Quoi qu’il en soit, le Japon de Koïzumi a d’ores et déjà entamé sa mue. La Constitution – très pacifiste – de 1947 a été réformée pour permettre l’envoi de troupes (non combattantes) à l’étranger. En 2003, un contingent de 550 soldats a ainsi été déployé à Samawa, dans le sud chiite de l’Irak. Une décision d’ailleurs très impopulaire, l’opinion nippone étant très majoritairement hostile à toute implication dans le conflit irakien. En totale contradiction avec les orientations traditionnelles de la diplomatie japonaise (le multilatéralisme et la recherche systématique de solutions pacifiques), l’attitude de Tokyo dans cette affaire a suscité des accusations de suivisme. À l’instar d’un Tony Blair, Koïzumi aurait cherché à apparaître comme le meilleur allié régional de l’Amérique. L’interprétation n’est pas totalement fausse, mais elle est partielle.
En se lançant dans l’aventure irakienne, le chef du gouvernement avait en effet une double idée en tête. D’abord, en finir avec la « diplomatie du chéquier ». Inaugurée lors de la guerre du Golfe, en 1991, celle-ci est loin, en effet, d’avoir donné les résultats escomptés. L’énorme contribution – 13 milliards de dollars ! – versée, à l’époque, par le Japon avait été accueillie avec condescendance. Beaucoup avaient soupçonné Tokyo de vouloir faire oublier son statut de « nain politique » par des libéralités excessives. Vexant.
Mais Koïzumi souhaitait aussi resserrer ses liens avec l’administration Bush. L’alliance stratégique avec les États-Unis est essentielle pour le Japon, incapable d’assurer seul sa sécurité et de garantir ses intérêts vitaux, menacés à la fois par une Corée du Nord en voie de nucléarisation et par une Chine qui ne résiste que mollement aux sirènes du nationalisme. En leur donnant satisfaction à moindres frais sur l’Irak, Koïzumi s’est donné les moyens d’amadouer les faucons américains à propos de la Corée du Nord : le Japon est partisan de la négociation et ne veut pas entendre parler de frappes préventives. Il est vrai qu’il se trouve en première ligne…

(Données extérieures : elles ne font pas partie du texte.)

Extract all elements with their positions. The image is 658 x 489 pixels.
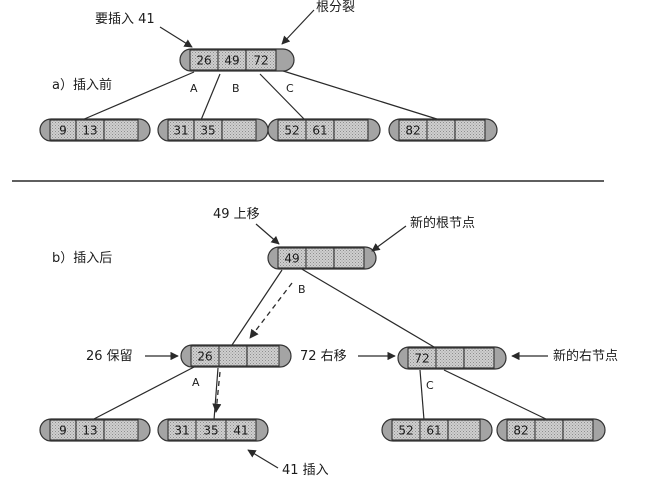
node-key: 31 <box>174 424 189 438</box>
edge-root-leaf2 <box>200 73 221 121</box>
node-key: 35 <box>203 424 218 438</box>
top-leaf-1: 9 13 <box>39 118 151 142</box>
edge-right-leaf3 <box>419 369 425 421</box>
left-node: 26 <box>180 344 292 368</box>
bottom-leaf-3: 52 61 <box>381 418 493 442</box>
edge-root-left <box>231 269 283 346</box>
node-key: 82 <box>405 124 420 138</box>
split-arrow <box>281 9 315 45</box>
new-root-node: 49 <box>267 246 377 270</box>
node-key: 26 <box>196 54 211 68</box>
move-up-49-note: 49 上移 <box>213 207 260 222</box>
top-leaf-2: 31 35 <box>157 118 269 142</box>
root-split-note: 根分裂 <box>316 0 355 15</box>
top-leaf-4: 82 <box>388 118 498 142</box>
keep-26-note: 26 保留 <box>86 349 133 364</box>
node-key: 82 <box>513 424 528 438</box>
after-insert-label: b）插入后 <box>52 251 112 266</box>
node-key: 41 <box>233 424 248 438</box>
node-key: 9 <box>59 424 67 438</box>
node-key: 31 <box>173 124 188 138</box>
node-key: 61 <box>426 424 441 438</box>
bottom-leaf-4: 82 <box>496 418 606 442</box>
insert-41-done-note: 41 插入 <box>282 463 329 478</box>
edge-root-leaf4 <box>279 69 441 121</box>
node-key: 13 <box>82 424 97 438</box>
insert-41-note: 要插入 41 <box>95 12 155 27</box>
node-key: 49 <box>224 54 239 68</box>
new-right-node: 72 <box>397 346 507 370</box>
branch-label-b: B <box>298 283 306 296</box>
node-key: 52 <box>284 124 299 138</box>
bottom-leaf-2: 31 35 41 <box>157 418 269 442</box>
before-insert-label: a）插入前 <box>52 77 112 93</box>
key-move-dashed-arrow <box>249 282 293 339</box>
new-right-node-note: 新的右节点 <box>553 348 618 364</box>
node-key: 61 <box>312 124 327 138</box>
branch-label-a: A <box>190 82 198 95</box>
edge-root-right <box>299 267 435 348</box>
insert-41-done-arrow <box>247 449 279 469</box>
move-right-72-note: 72 右移 <box>300 349 347 364</box>
edge-root-leaf3 <box>259 73 306 121</box>
node-key: 52 <box>398 424 413 438</box>
branch-label-c: C <box>286 82 294 95</box>
node-key: 49 <box>284 252 299 266</box>
move-up-arrow <box>255 223 280 245</box>
btree-split-diagram: a）插入前 A B C 26 49 72 要插入 41 根分裂 9 13 31 … <box>12 0 618 478</box>
branch-label-c: C <box>426 379 434 392</box>
edge-right-leaf4 <box>443 369 549 421</box>
branch-label-a: A <box>192 376 200 389</box>
new-root-note: 新的根节点 <box>410 215 475 231</box>
node-key: 13 <box>82 124 97 138</box>
top-root-node: 26 49 72 <box>179 48 295 72</box>
branch-label-b: B <box>232 82 240 95</box>
before-insert-section: a）插入前 A B C 26 49 72 要插入 41 根分裂 9 13 31 … <box>39 0 498 142</box>
node-key: 26 <box>197 350 212 364</box>
new-root-arrow <box>371 225 407 252</box>
node-key: 35 <box>200 124 215 138</box>
bottom-leaf-1: 9 13 <box>39 418 151 442</box>
after-insert-section: b）插入后 B A C 49 49 上移 新的根节点 26 26 保留 72 7… <box>39 207 618 478</box>
node-key: 72 <box>414 352 429 366</box>
node-key: 9 <box>59 124 67 138</box>
edge-left-leaf1 <box>91 365 197 421</box>
insert-arrow <box>159 26 193 48</box>
top-leaf-3: 52 61 <box>267 118 381 142</box>
node-key: 72 <box>253 54 268 68</box>
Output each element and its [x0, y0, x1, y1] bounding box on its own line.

Reste à savoir si le redressement du pays ne risque pas d’être contrarié par le vieillissement de ses habitants. Au premier semestre de cette année, la population a, pour la première fois, diminué (de trente mille personnes). Le Japon détient le record mondial de la longévité et compte déjà quelque vingt-trois mille centenaires. La tranche des 15- 64 ans représente encore 66 % de la population, mais ce taux devrait tomber à moins de 50 % en 2050. Les prévisionnistes tablent sur un doublement des dépenses de santé et de sécurité sociale à l’horizon 2025.

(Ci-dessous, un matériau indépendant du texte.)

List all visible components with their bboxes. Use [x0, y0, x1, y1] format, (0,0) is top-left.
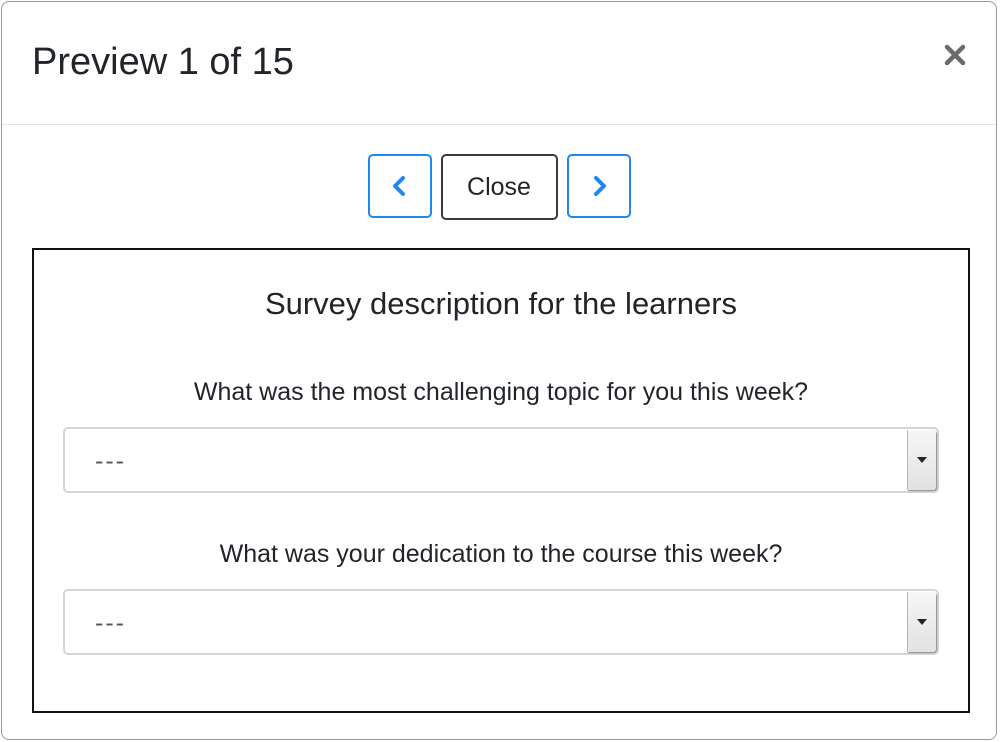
question-1-select[interactable]: ---: [63, 427, 939, 493]
modal-header: Preview 1 of 15: [2, 2, 996, 125]
question-label: What was your dedication to the course t…: [219, 540, 783, 568]
survey-preview: Survey description for the learners What…: [32, 248, 970, 713]
select-value: ---: [95, 609, 126, 637]
close-button[interactable]: Close: [440, 154, 558, 220]
survey-description: Survey description for the learners: [264, 286, 738, 321]
preview-navigation: Close: [2, 154, 996, 220]
preview-modal: Preview 1 of 15 Close Survey description…: [1, 1, 997, 740]
question-label: What was the most challenging topic for …: [193, 378, 809, 406]
dropdown-arrow-icon[interactable]: [907, 592, 936, 652]
chevron-left-icon: [392, 176, 405, 196]
dropdown-arrow-icon[interactable]: [907, 430, 936, 490]
previous-button[interactable]: [367, 154, 432, 218]
modal-title: Preview 1 of 15: [32, 41, 294, 83]
select-value: ---: [95, 447, 126, 475]
chevron-right-icon: [593, 176, 606, 196]
question-2-select[interactable]: ---: [63, 589, 939, 655]
close-icon[interactable]: [940, 40, 970, 70]
next-button[interactable]: [566, 154, 631, 218]
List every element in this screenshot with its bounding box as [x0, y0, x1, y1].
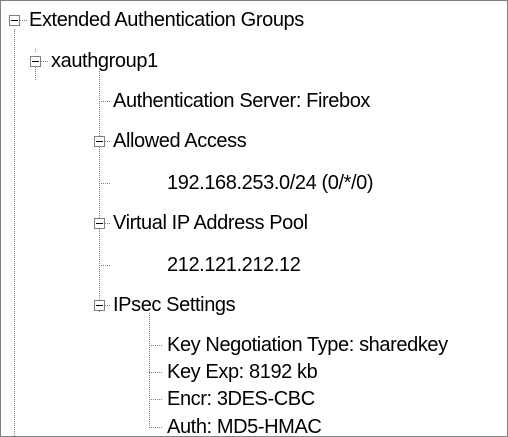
collapse-toggle-group[interactable] — [30, 56, 41, 67]
tree-node-xauthgroup1[interactable]: xauthgroup1 — [51, 47, 158, 75]
collapse-toggle-root[interactable] — [9, 15, 20, 26]
tree-node-auth-server[interactable]: Authentication Server: Firebox — [113, 87, 370, 115]
tree-node-root[interactable]: Extended Authentication Groups — [29, 6, 304, 34]
tree-node-vip-value[interactable]: 212.121.212.12 — [167, 251, 301, 279]
tree-node-key-exp[interactable]: Key Exp: 8192 kb — [167, 358, 318, 386]
tree-node-key-negotiation[interactable]: Key Negotiation Type: sharedkey — [167, 331, 448, 359]
tree-view[interactable]: Extended Authentication Groups xauthgrou… — [0, 0, 508, 437]
collapse-toggle-allowed-access[interactable] — [94, 136, 105, 147]
collapse-toggle-vip-pool[interactable] — [94, 218, 105, 229]
tree-node-allowed-value[interactable]: 192.168.253.0/24 (0/*/0) — [167, 169, 374, 197]
collapse-toggle-ipsec[interactable] — [94, 300, 105, 311]
tree-node-allowed-access[interactable]: Allowed Access — [113, 127, 247, 155]
tree-node-auth[interactable]: Auth: MD5-HMAC — [167, 413, 322, 436]
tree-node-ipsec-settings[interactable]: IPsec Settings — [113, 291, 236, 319]
tree-node-vip-pool[interactable]: Virtual IP Address Pool — [113, 209, 308, 237]
tree-node-encr[interactable]: Encr: 3DES-CBC — [167, 385, 315, 413]
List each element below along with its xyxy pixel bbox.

Comment enrayer le déclin démographique ? Comment adapter le très protecteur modèle social japonais à cette nouvelle réalité ? Faut-il ouvrir les vannes de l’immigration, sachant que les Japonais, comme beaucoup de peuples insulaires, n’y sont pas favorables et que tous les gouvernements s’y sont jusqu’à présent refusés (la proportion d’étrangers dans l’archipel est inférieure à 2 %) ?
Pour répondre à toutes ces questions, la classe politique japonaise, qui semble aujourd’hui avancer à tâtons, va devoir faire preuve d’imagination et d’audace. Mais la tâche incombera très certainement au successeur de Junichiro Koïzumi. Car le chef du gouvernement a confirmé qu’il passerait la main dans le courant de l’année prochaine. Comme il l’avait promis avant les élections.